Al: Let's review your symptoms one more time, Harvey. Lack of
movement, rear end is hard and plastic-like, emits a strange whirring
sound. Oh! I know what it is! Harvey's just being sucked into the
vacuum cleaner, that's all.
Bobbie: What would happen if I never brushed my teeth?

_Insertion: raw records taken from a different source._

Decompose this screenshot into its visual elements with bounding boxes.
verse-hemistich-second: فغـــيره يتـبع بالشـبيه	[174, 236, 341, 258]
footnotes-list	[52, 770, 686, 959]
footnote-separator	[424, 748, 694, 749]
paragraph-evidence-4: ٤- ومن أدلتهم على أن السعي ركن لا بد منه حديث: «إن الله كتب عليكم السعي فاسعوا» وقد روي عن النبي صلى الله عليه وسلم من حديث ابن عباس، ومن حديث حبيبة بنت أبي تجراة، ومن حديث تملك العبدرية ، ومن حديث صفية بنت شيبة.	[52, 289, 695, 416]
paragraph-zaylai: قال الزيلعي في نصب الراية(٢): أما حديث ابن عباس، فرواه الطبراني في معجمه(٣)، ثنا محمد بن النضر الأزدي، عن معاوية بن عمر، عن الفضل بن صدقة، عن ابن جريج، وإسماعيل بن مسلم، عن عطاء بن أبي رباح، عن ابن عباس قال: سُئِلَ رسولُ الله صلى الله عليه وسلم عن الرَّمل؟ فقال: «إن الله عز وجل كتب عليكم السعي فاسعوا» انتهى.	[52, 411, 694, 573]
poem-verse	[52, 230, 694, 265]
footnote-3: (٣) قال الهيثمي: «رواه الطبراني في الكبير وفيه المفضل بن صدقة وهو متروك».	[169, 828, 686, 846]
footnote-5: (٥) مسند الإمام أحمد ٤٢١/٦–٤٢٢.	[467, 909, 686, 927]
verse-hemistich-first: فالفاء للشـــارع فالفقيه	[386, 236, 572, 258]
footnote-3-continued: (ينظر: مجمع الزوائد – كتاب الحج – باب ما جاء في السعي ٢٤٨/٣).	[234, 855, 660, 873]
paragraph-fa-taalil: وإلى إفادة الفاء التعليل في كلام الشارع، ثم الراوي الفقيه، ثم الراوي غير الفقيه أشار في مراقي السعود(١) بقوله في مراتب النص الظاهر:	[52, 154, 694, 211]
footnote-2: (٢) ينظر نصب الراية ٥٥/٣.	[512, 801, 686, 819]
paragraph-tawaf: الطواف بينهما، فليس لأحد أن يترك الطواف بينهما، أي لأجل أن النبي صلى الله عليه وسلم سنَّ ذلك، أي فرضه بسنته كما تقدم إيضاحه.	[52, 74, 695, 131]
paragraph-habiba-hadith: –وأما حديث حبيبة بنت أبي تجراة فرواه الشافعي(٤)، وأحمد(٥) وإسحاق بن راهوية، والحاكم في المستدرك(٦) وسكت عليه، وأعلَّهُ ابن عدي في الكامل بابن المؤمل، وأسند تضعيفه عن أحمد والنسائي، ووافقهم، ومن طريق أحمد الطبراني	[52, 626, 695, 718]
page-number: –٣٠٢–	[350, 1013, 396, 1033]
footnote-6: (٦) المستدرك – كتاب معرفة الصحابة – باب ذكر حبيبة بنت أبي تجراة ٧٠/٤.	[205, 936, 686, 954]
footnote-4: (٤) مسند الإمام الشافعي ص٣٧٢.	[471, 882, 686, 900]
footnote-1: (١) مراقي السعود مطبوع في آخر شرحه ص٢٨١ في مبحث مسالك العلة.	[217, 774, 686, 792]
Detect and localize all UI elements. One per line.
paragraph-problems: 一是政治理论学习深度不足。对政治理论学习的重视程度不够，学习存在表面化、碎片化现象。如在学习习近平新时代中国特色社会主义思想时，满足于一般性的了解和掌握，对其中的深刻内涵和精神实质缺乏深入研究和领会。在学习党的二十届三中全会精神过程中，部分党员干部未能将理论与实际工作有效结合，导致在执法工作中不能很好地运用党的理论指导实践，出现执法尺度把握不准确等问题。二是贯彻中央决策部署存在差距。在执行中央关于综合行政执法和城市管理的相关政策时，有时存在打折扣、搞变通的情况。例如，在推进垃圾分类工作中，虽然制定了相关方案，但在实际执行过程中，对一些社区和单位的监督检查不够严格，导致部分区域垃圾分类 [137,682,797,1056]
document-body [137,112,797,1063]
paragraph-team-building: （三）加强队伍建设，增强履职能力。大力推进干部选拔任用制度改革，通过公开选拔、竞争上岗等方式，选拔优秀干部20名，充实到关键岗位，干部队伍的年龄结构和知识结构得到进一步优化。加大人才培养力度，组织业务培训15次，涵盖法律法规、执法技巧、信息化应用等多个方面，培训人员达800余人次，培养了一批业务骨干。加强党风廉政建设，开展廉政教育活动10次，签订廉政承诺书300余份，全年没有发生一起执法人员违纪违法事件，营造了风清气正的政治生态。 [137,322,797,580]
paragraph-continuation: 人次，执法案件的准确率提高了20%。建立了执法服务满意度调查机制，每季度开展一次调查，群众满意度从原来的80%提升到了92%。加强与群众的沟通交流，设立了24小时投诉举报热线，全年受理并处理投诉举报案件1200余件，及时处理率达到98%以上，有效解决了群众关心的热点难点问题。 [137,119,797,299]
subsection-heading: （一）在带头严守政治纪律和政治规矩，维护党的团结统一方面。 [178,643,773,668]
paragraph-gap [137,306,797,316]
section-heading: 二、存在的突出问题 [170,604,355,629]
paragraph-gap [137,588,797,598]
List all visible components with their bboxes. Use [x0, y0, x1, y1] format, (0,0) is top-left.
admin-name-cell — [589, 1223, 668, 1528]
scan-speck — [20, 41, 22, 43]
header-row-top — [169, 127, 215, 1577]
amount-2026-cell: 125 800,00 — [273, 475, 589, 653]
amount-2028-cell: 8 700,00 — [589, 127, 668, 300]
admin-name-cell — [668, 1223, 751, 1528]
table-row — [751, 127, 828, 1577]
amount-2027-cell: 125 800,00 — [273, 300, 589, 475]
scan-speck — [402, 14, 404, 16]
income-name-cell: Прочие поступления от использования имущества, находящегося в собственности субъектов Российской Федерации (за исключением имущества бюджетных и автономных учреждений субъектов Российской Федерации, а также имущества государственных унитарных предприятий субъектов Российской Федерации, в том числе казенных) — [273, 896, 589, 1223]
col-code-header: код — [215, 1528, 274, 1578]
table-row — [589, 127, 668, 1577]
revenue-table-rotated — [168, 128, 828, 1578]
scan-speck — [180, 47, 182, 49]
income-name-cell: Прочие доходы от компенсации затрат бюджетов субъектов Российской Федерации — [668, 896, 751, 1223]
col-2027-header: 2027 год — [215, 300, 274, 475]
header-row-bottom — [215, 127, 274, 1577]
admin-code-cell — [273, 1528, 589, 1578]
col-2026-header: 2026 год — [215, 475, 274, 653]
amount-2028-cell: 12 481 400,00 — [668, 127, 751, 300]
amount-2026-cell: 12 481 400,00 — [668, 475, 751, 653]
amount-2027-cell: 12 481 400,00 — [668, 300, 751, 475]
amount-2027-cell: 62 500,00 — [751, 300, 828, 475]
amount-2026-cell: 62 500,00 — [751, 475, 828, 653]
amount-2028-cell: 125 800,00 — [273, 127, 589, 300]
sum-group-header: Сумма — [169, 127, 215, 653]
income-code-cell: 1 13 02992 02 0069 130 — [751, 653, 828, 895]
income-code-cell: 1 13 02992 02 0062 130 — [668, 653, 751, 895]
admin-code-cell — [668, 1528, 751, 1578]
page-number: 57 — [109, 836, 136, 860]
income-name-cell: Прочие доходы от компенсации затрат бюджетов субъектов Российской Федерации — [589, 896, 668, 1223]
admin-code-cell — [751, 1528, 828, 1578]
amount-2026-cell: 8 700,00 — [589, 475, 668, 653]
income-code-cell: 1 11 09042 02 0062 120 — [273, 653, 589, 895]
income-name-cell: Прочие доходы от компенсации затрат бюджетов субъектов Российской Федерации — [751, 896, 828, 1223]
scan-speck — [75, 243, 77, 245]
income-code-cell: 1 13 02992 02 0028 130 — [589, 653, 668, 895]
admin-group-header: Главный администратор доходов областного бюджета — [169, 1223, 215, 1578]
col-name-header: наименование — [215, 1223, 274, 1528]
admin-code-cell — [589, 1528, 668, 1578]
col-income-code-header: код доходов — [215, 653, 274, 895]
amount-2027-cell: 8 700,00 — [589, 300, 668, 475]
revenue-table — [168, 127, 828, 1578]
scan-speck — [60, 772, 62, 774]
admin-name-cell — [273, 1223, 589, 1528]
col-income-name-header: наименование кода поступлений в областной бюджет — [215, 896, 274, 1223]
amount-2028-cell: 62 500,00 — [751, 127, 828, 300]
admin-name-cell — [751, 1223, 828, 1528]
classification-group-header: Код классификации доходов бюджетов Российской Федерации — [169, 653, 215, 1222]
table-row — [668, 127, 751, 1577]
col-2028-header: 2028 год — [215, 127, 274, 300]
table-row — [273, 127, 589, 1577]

Al: Well, now there's a very pressing question, Bobbie. Say, why don't
we just stop everything and watch this incredibly entertaining and
instructive movie.
Announcer: We use our teeth everyday. To smile and to bite things. But
what happens if we neglect our teeth? They might wind up looking like
this or this or this. Ewww!
So how can we keep our teeth healthy and
clean? First of all, visit your dentist every day and bring along a
friend to watch. Also, when you eat cake, chew with your mouth closed.
Don't be a pig. When you eat stinky food, hold your nose. And don't
eat too many sugar cubes either. It's also a good idea to check your
teeth in a mirror every five minutes or so just to make sure they're
still there. And most importantly, learn the proper way to brush. A
lot of kids try to brush their teeth without actually putting the
toothbrush inside their mouths, like these kids. Silly. Brushing your
cheek doesn't do any good. you've got to take your teeth out of your
mouth first, and then brush them!
So remember, brush! Brush as if your
life depended on it. Be nice to your teeth, or else you'll have to
eat everything through a straw.
Alex Trebek: Hi. I'm Alex Trebek. Would you like to make more
money? Impress your friends? Be like me and know everything in the
world? Sure you would! And now the Know-It-All Correspondence School
can help. With courses in Molecular Biology, Nuclaer Waste Management,
Air Traffic Controlling, Aardvark Training, Bellybutton Lint Recycling,
UFO Restoration and Repair, Unleashing Your Inner Robot, Frog
Cosmetology, Accounting, and so many more. With the Know-It-All
Correspondence School, you can know it all, in no time at all! Call
Know-It-All now, and start learning today.
Albert Einstein: I did.
Al: Pretty soon, I'm going to be the most educated guy you've ever
met!
Delivery Guy: Gee, that's, that's really good. Let me just find a pen
for you here, okay? Would you mind holding this? It's my PhD in
Anthropology, my degree in Quantum Physics. Oh, Nobel Prize. Oh, here
we go. Here's a pen. You're going to need something to bear down on,
though. Here, use my Master's thesis on sub-atomic particles. Here we
go, all ready! Thanks a lot! Oh, and good luck.
Al: Hey! 30 Seconds to Martial Arts Mastery! Now this sounds
cool! "To begin your martial arts training, look behind you."
Kuni: Hi-ah! Hello, little sensei! My name is Kuni, I will be your
Judo instructor for the next 30 seconds.
Al: Okay, well what do I--
Kuni: No questions! We are on a very serious schedule here! Now, the
martial arts I am to teach you are only to be used for defense, not
for attack. Let's begin. Attack me!
Al: But you said that--
Kuni: I know what I said. Attack me!
Al: Okay. AAAAAH!
(Al sharges Kuni and Kuni disposes of Al)
Al: Ow! Well, that was kind of painful.
Kuni: Well, what do you expect? You attack me! Ah, with pain comes
wisdom, little wood tick.
Kuni: YOU'RE SO STUPID!
Al: Hey! It happened! My spirit left my body! Okay, concentrate.
What's my purpose in life? How do I want to use this limitless
oportunity? I think I'll watch some TV!
Announcer: Can't sleep? Congested? Runny nose? Sore throat, nagging
cough? Fever and sinus infection? Dizzy, nauseous, disoriented?
Constipated? Memory loss? A little crazy? Can't shake your evil self?
Haunted house? Knight in shining armor? CIA agent? Upside down
person? Golden retriever? Huge beach ball? Miss America? Flying
monkeys?
(Al turns off TV)
(Al studying from books)
Al: "The blue nostriled pigeon keeps its young inside its left ear
for the entire period of gestation."
(Close book and picks up another one.)
"King Henry III had a wart on his kneecap in the shape of a small
poodle."
Announcer: Camp Superfun! Hey everybody, want to have some fun this
summer? Try Camp Super fun! Camp Superfun is the perfect camp for
shapeless, tall furry animals between the ages of 6 and 13! See you
later, Mom and Dad! Camp Superfun! Jump in! It's super fun!
Al: You know, our time is about up for this week, but I hope we've
all learned an important lesson here today. And that is that real
knowledge can't be paid for in three easy installments of $19.95;
real knowledge takes work and sacrifice and PIZZA! And a really good
reading lamp so you don't hurt you reyes. So until next week, remember
to always, always, always wear shark repellent because you never know
when one's gonna -- AAAAAHHH!
(Al falls down as a shark attacks him.)